1. Kapitel
"Hey Camilla. Wie geht's?", Mein Herz setzt für einem Moment aus. Ich atme tief durch. Nach zwei Jahren sollte ich mich doch eigentlich daran gewöhnt haben. Doch trotzdem erschrak ich mich jedes Mal, wenn sie plötzlich in meinem Kopf auftauchte. Diese fremde Stimme die ich gerade gar nicht gebrauchen konnte.
"Camilla?", fragt er wieder. "Tut mir leid, Xavier. Ich habe gerade keine Zeit zum Reden", antworte ich ihm in meinen Gedanken und frage mich wie viel Klamotten ich wohl in den kleinen Koffer bekommen würde.
"Was ist denn los?", fragt Xavier erneut. Ich seufze. Wird er vielleicht Ruhe geben, wenn ich es ihm erzähle? "Ich werde auf eine neue Schule geschickt. Ein Internat", erzähle ich ihm. "Wieso? Was ist passiert?", will er wissen. "Xavier! Ich muss packen! Aber denkst du ich sollte ein rotes oder ein blaues Kleid mitnehmen?"
"Blau.", antwortet er, "Auf welche Schule wirst du denn jetzt gehen?"
"Nevermore", sage ich, doch es kommt keine Antwort. Entweder hat Xavier seine Gedanken also von meinen abgeschottet oder er hat zum Reden keine Zeit mehr. Mir ist es gerade sowieso lieber, wenn seine Stimme nicht die ganze Zeit in meinem Kopf herumgeistert.
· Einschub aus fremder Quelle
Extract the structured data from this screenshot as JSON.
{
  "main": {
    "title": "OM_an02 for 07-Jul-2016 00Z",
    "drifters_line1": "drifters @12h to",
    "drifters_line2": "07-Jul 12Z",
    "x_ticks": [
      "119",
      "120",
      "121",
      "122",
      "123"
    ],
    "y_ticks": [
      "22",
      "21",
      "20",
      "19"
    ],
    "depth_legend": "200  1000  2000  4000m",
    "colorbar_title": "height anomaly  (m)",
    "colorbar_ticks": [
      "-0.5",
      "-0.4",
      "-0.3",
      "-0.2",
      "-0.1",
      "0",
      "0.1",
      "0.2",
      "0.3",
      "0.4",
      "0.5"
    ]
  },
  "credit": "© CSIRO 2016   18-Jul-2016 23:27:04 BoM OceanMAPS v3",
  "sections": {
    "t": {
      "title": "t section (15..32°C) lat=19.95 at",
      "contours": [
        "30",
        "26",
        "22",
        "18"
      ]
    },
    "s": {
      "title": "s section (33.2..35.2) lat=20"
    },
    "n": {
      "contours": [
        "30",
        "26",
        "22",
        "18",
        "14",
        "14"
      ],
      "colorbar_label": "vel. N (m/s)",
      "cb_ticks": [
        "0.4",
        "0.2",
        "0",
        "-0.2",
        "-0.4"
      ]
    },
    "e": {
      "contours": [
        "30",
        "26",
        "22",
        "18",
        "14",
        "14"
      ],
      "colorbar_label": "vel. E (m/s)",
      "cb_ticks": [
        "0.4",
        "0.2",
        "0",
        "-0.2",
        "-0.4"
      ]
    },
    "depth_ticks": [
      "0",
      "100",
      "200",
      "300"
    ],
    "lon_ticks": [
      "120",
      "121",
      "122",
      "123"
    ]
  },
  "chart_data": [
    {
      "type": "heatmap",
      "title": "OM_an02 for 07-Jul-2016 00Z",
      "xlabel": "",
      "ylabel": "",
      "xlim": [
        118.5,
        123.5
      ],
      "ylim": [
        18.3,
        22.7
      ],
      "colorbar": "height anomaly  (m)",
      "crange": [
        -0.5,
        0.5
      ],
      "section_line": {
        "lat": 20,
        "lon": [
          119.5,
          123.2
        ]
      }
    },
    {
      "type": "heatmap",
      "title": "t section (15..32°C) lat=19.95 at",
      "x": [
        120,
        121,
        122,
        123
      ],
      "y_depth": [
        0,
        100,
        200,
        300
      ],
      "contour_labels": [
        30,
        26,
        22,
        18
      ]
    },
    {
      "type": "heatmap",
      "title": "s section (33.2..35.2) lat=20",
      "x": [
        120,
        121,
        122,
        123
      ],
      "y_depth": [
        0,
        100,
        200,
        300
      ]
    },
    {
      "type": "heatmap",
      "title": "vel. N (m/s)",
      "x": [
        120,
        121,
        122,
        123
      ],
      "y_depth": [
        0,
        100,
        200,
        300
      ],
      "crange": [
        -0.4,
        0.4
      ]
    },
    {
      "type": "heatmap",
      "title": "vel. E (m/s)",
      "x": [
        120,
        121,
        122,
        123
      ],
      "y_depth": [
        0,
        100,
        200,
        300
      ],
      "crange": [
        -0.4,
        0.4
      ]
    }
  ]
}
Ich befolge also seinem Rat und packe das blaue Kleid ein. Während ich weiter Klamotten und andere Dinge in meinen Koffer einsortiere denke ich über den ersten Tag nach als Xaviers Stimme in meinen Gedanken aufgetauchte.
Ich war 14 gewesen und hatte mir durch meine Airpods Musik angehört. Ich musste wohl die ganze Zeit in meinem Kopf mitgesungen haben, denn nach einiger Zeit hörte ich plötzlich eine mir unbekannte Jungenstimme in meinen Gedanken. "Könntest du bitte aufhören?", bat mich diese. Nachdem ich den größten Schreck meines Lebens überwunden hatte und mein Herz wieder in normaler Geschwindigkeit schlug, versuchte ich der Stimme zu antworten. Oder eher sie etwas zu fragen.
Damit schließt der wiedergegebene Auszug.